The thunderous sound of rumbling motorcycle engines signaled the arrival of a pack of about 50 veterans. With American flags waving, the group paraded down Allen Street before assembling at the American Legion to hold a brief ceremony in which six veterans were awarded a special honor – the Order of the Silver Rose – in recognition for the sacrifices they made in defending their country.
The diseases that stem from exposure to Agent Orange are numerous – leukemia, Hodgkin’s disease and chronic breathing problems are at the top of a list that includes diabetes, heart disease and many forms of cancer.
According to a veterans group, more than 100,000 members of the armed forces who fought in Vietnam have been stricken with Agent Orange-related illnesses. Many veterans like Galeener feel there is not enough recognition within the armed forces and the military health system for those who suffer or have died from the toxic agent – especially toward Navy veterans.
“I came home in 1970 from Vietnam,” Galeener said. “I’d served on the USS Enterprise – came home with out a scratch. Thirty years later, they wanted to take my left leg off because of a 10-pound tumor.”
Galeener said his battle against the adverse heath effects of the toxin has been made difficult by a recently enacted policy that precludes veterans who were not in a combat zone when they were exposed to Agent Orange from receiving long-term heath care.
“If your boots never hit the ground, not only will you not be compensated for Agent Orange but they won’t even recognize you,” Galeener said during a ceremony honoring the veterans. “They will treat your cancer and then they’ll cut you loose.”
Unlike ground forces who came into direct contact with the herbicide, which was used to remove concealing foliage, Galeener was unknowingly exposed to the toxin on board ship.
“The distillation systems boosted the dioxins instead of taking them out,” Galeener said. “We were drinking it, showering in it, preparing food with it – everything on board ship. And the guys on board ship are the ones who got cut out of compensation for it.”

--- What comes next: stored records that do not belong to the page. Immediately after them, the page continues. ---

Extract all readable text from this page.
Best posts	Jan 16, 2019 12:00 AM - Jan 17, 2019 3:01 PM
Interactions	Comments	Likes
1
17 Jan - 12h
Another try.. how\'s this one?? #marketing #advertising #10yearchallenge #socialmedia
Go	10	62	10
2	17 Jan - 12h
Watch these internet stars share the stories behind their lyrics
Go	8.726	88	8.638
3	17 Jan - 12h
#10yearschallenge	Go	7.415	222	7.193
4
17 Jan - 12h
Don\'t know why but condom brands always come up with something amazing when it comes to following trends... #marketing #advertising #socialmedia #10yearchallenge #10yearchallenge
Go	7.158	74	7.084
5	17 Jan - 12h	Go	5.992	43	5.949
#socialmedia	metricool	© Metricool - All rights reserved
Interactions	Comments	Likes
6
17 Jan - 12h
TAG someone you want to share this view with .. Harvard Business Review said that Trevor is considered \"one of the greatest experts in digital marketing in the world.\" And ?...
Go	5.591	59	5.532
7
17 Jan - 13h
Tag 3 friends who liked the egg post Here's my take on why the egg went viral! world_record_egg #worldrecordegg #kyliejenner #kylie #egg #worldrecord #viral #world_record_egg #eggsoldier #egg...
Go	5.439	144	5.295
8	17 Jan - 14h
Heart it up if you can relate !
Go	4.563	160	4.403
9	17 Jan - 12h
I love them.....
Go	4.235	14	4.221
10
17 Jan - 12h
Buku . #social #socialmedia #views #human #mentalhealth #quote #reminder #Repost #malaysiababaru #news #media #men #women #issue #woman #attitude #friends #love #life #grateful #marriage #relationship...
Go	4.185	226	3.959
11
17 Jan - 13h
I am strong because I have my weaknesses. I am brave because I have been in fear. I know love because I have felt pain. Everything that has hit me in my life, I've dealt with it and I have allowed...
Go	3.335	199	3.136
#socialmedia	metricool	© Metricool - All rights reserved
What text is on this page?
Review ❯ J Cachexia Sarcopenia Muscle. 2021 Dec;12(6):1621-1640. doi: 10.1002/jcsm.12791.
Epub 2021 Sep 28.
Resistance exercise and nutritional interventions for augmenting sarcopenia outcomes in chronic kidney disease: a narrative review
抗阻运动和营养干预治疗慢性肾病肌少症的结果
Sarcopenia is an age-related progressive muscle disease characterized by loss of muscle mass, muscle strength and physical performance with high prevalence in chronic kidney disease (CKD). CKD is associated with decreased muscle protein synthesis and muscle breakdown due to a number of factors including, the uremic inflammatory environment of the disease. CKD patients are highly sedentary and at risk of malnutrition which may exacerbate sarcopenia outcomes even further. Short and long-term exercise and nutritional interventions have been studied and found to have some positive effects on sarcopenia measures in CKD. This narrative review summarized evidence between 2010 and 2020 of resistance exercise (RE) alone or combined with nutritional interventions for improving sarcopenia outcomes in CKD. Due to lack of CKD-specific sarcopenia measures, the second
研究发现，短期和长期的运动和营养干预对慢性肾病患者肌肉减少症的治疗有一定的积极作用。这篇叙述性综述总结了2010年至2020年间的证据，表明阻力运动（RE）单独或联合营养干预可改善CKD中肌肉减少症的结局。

In order to recognize veterans, the Order of the Silver Rose, which is a private organization, is dedicated to raising funding and awareness for victims of Agent Orange. Because the Department of Defense has determined those wounded by Agent Orange do not qualify for The Purple Heart, the Order of Silver Rose is instead awarded to recognize the courage and heroism of veterans.
Sgt. Donald Bush served as an assault helicopter gunner in Vietnam. He now suffers from severe breathing problems and diabetes. Bush said he felt welcomed and honored by the award.
“It was like a homecoming for us,” Bush said of the ceremony. “When I got off the plane from Vietnam a lady spit on me. People were so anti-Vietnam then, they’d almost call you a traitor. So, it’s so nice that people will recognize us today. It brought tears to my eyes.”
Those that received the Order of the Silver Rose were: Ronald Heilman, David Dubois, Donald Bush, Dennis Giles, Ernest Molina and Frank Stone.